If you receive Optional Services, your Benefits will be based on the lower cost of the customary service or standard practice instead of the higher cost of the Optional Service. You will be responsible for the difference between the higher cost of the Optional Service and the lower cost of the customary service or standard practice.

Delta does not pay Benefits for:

  1. Services for injuries or conditions which are compensable under workers' compensation or employers' liability laws; services which are provided to the Enrollee by any federal or state government agency or are provided without cost to the Enrollee by any municipality, county or other political subdivision except as such exclusion maybe prohibited by law.
  2. Services with respect to congenital (hereditary) or developmental (following birth) malformations or cosmetic surgery or dentistry for purely cosmetic reasons, including but not limited to cleft palate,maxillary and mandibular (upper and lower jaw) malformations, enamel hypoplasia (lack of development), fluorosis (a type of discoloration) of the teeth, and andontia (congenitally missing teeth), except those services provided to newborn children for congenital defect or birth abnormalities or services that may be provided under Orthodontic Benefits.
  3. Services for restoring tooth structure lost from wear, erosion, or abrasion, for rebuilding or maintaining chewing surfaces due to teeth out of alignment or occlusion, or for stabilizing the teeth.
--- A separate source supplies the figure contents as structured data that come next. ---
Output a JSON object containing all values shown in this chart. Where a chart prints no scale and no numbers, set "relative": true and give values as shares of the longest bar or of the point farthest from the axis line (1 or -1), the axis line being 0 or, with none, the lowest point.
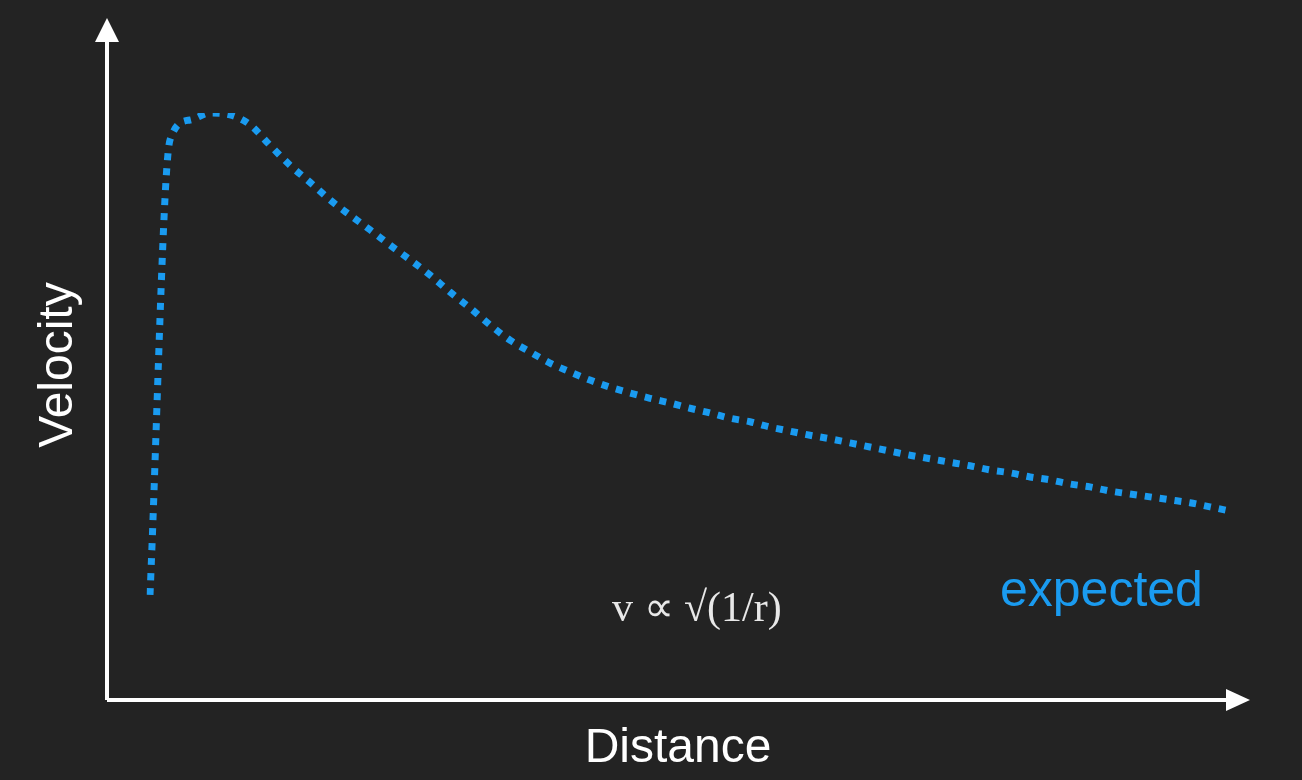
{
  "chart_data": {
    "type": "line",
    "relative": true,
    "xlabel": "Distance",
    "ylabel": "Velocity",
    "categories": [
      null,
      null,
      null,
      null,
      null,
      null,
      null,
      null,
      null,
      null,
      null,
      null,
      null,
      null,
      null,
      null,
      null,
      null,
      null,
      null,
      null,
      null,
      null,
      null,
      null,
      null,
      null,
      null,
      null,
      null,
      null,
      null,
      null,
      null,
      null,
      null,
      null,
      null,
      null,
      null,
      null,
      null,
      null,
      null,
      null,
      null,
      null,
      null,
      null,
      null,
      null,
      null,
      null,
      null,
      null
    ],
    "series": [
      {
        "name": "expected",
        "color": "#1a9bf0",
        "values": [
          0.179,
          0.954,
          0.988,
          1,
          0.997,
          0.98,
          0.945,
          0.911,
          0.882,
          0.852,
          0.826,
          0.801,
          0.775,
          0.75,
          0.724,
          0.695,
          0.668,
          0.639,
          0.613,
          0.593,
          0.574,
          0.559,
          0.545,
          0.533,
          0.523,
          0.514,
          0.506,
          0.497,
          0.489,
          0.48,
          0.474,
          0.465,
          0.458,
          0.451,
          0.445,
          0.438,
          0.431,
          0.424,
          0.417,
          0.411,
          0.405,
          0.399,
          0.392,
          0.387,
          0.38,
          0.375,
          0.368,
          0.363,
          0.356,
          0.351,
          0.346,
          0.341,
          0.336,
          0.329,
          0.322
        ]
      }
    ],
    "annotations": [
      "v ∝ √(1/r)"
    ],
    "line_style": "dotted",
    "marker": "none"
  }
}
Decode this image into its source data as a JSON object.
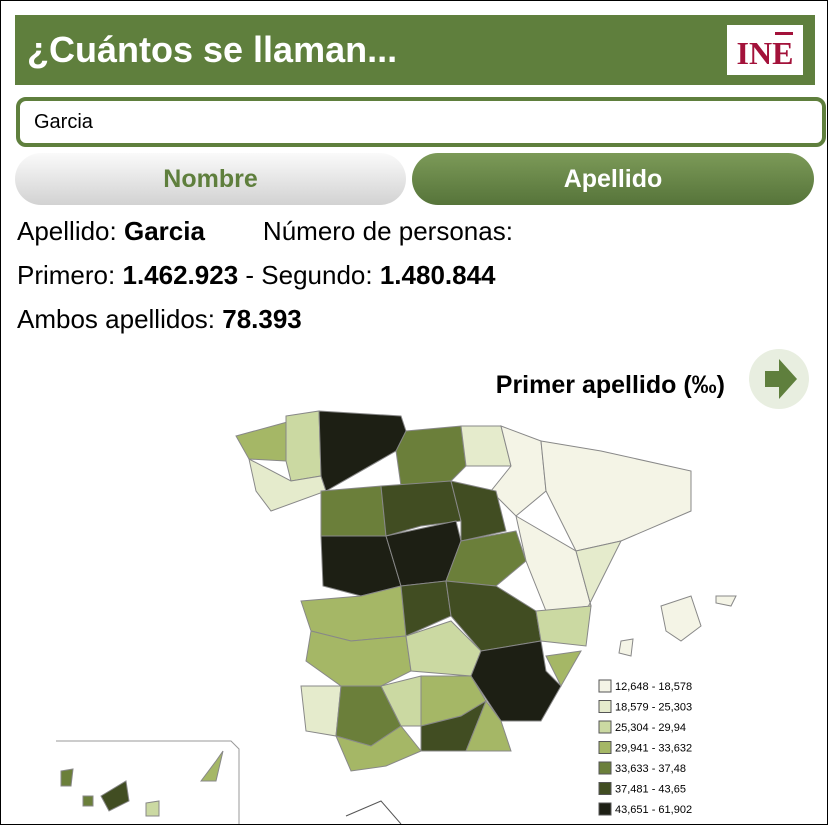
{
  "header": {
    "title": "¿Cuántos se llaman...",
    "logo": "INE"
  },
  "search": {
    "value": "Garcia"
  },
  "tabs": [
    "Nombre",
    "Apellido"
  ],
  "info": {
    "type_label": "Apellido:",
    "type_value": "Garcia",
    "count_label": "Número de personas:",
    "first_label": "Primero:",
    "first_value": "1.462.923",
    "second_label": "- Segundo:",
    "second_value": "1.480.844",
    "both_label": "Ambos apellidos:",
    "both_value": "78.393"
  },
  "map": {
    "title": "Primer apellido (‰)",
    "legend": [
      {
        "label": "12,648 - 18,578",
        "color": "#f4f4e6"
      },
      {
        "label": "18,579 - 25,303",
        "color": "#e5ebcc"
      },
      {
        "label": "25,304 - 29,94",
        "color": "#cbd9a2"
      },
      {
        "label": "29,941 - 33,632",
        "color": "#a5b766"
      },
      {
        "label": "33,633 - 37,48",
        "color": "#6b7f3a"
      },
      {
        "label": "37,481 - 43,65",
        "color": "#414d22"
      },
      {
        "label": "43,651 - 61,902",
        "color": "#1d1f14"
      }
    ]
  }
}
Such services include, but are not limited to: equilibration, periodontal splinting, occlusaladjustment.
  4. Any Single Procedure started prior to the date the person became covered for such services under this program.
  5. Prescribed drugs, medication or analgesia.
  6. Experimental procedures.
  7. Charges by any hospital or other surgical or treatment facility and any additional fees charged by the Dentist for treatment in any such facility.
  8. Charges for anesthesia, other than by a licensed Dentist for administering general anesthesia in connection with covered oral surgery services.
  9. Extra oral grafts (grafting of tissues from outside the mouth to oral tissues).
  10. Services with respect to any disturbance of the temporomandibular joint (jaw joint).
  11. Services performed by any person other than a Dentist or auxiliary personnel legally authorized to perform services under the direct supervision of a Dentist.
  12. Replacement of teeth extracted prior to the member's effective date.

L. Disclaimer
This is a general group summary of the features of the Delta Dental Insurance Company plan issued to Benefits Association, Inc. When you purchase the plan you will receive a Certificate of Coverage that details your rights and obligations, as well as those of the insurance company.

This website provides a very brief description of some of the important features of this plan. It is not the insurance contract, nor does it represent the insurance contract. A full description of benefits, exceptions and limitations is contained in the Certificate of Coverage.